Alan Alan - 11 months ago 59
SQL Question

How does a DELETE FROM with a SELECT in the WHERE work?

I am looking at an application and I found this SQL:

WHERE Modified < (SELECT Modified FROM PhraseSource WHERE Id = Phrase.PhraseId)

The intention of the SQL is to delete rows from Phrase where there are more recent rows in the PhraseSource table.

Now I know the tables Phrase and PhraseSource have the same columns and Modified holds the number of seconds since 1970 but I cannot understand how/why this works or what it is doing. When I look at it then it seems like on the left of the < it is just one column and on the right side of the > it would be many rows. Does it even make any sense?

The two tables are identical and have the following structure

Id - GUID primary key
Modified int

columns are about ten columns containing text and numeric data. The
table may or may not contain more recent rows with a higher number in the Modified column and different text and numeric data.

Answer Source

The SELECT statement in parenthesis is a sub-query or nested query.

What happens is that for each row, the Modified column value is compared with the result of the sub-query (which is run once for each of the rows in the Phrase table).

The sub-query has a WHERE statement, so it finds a row that has the same ID as the row from Phrase table that we are currently evaluating and returns the Modified value (which is for a sigle row, actually a single scalar value).

The two Modified values are compared and in case the Phrase's row has been modified before the row in PhraseSource, it is deleted.
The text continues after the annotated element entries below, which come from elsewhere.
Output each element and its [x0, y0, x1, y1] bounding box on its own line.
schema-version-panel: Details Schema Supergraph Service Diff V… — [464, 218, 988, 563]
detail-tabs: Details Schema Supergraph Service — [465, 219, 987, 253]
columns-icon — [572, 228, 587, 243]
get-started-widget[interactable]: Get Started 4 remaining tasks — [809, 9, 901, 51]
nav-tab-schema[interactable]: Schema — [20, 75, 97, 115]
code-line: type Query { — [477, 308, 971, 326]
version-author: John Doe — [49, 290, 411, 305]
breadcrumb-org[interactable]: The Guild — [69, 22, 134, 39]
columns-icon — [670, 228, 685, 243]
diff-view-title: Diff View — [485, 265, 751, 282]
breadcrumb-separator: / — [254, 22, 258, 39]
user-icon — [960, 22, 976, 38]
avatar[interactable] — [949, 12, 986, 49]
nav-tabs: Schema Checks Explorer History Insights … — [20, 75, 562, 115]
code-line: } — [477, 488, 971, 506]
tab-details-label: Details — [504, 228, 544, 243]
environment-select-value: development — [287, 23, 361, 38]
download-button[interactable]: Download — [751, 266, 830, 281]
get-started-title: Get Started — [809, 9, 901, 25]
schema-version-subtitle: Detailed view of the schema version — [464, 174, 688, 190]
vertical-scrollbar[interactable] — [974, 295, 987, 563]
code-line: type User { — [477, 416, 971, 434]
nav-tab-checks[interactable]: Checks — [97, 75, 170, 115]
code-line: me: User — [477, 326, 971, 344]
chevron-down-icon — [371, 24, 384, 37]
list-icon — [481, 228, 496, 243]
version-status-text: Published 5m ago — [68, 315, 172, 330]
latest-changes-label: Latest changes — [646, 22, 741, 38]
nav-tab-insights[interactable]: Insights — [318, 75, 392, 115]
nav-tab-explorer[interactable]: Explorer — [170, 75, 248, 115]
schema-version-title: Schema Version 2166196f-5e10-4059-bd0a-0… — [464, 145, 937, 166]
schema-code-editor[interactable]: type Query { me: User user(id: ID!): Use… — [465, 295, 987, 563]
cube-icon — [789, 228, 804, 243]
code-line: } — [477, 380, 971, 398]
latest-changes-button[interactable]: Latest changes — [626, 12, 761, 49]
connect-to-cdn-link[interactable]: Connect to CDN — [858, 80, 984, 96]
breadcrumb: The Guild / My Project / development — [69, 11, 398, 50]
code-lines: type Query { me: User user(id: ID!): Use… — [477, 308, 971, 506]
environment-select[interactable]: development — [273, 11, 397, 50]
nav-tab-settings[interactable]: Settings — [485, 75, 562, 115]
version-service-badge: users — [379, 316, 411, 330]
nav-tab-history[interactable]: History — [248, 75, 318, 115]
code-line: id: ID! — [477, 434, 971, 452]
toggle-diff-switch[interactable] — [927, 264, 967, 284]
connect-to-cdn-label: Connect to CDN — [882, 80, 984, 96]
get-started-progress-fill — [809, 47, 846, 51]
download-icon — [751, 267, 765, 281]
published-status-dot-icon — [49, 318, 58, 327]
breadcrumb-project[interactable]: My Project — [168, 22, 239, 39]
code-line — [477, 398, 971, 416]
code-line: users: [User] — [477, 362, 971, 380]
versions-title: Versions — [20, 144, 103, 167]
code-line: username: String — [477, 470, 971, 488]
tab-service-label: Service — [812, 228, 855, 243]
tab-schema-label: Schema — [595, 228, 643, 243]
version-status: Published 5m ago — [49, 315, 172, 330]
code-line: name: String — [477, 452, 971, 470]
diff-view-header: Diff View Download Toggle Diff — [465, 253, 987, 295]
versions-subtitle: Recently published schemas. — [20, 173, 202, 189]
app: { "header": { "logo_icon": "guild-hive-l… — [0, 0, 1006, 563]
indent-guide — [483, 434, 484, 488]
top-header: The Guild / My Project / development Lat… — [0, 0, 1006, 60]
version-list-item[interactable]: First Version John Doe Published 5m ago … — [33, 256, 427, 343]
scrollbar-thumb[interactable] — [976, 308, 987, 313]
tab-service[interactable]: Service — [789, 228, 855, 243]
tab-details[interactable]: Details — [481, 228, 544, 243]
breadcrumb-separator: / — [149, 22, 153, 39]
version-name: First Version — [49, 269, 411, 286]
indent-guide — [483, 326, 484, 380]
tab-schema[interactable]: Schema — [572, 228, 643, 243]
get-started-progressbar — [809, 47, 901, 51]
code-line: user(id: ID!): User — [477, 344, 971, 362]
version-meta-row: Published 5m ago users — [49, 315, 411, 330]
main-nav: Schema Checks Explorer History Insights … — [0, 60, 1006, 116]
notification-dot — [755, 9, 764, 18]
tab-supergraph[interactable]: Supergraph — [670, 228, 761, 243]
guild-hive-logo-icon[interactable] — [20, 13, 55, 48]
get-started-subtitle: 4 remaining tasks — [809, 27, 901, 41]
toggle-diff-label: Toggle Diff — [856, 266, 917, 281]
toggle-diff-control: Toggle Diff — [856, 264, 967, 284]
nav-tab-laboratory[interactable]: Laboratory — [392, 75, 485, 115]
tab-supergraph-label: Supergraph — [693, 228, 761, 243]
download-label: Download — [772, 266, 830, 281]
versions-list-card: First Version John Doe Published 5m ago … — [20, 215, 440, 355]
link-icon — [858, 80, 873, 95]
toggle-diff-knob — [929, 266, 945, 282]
As you can see this approach is not efficient, because it requires the database to run a separate query for each of the rows in the Phrase table (although I imagine that some databases might be smart enough to optimize this a little bit).

A better solution

The more efficient solution would be to use INNER JOIN:

DELETE p FROM Phrase p
INNER JOIN PhraseSource ps
  ON p.PhraseId=ps.Id 
WHERE p.Modified < ps.Modified

This should do the exact same thing as your query, but using efficient JOIN mechanism. INNER JOIN uses the ON statement to choose how to "match" rows in two different tables (which is done very efficiently by the DB) and then again compares the Modified values of matching rows.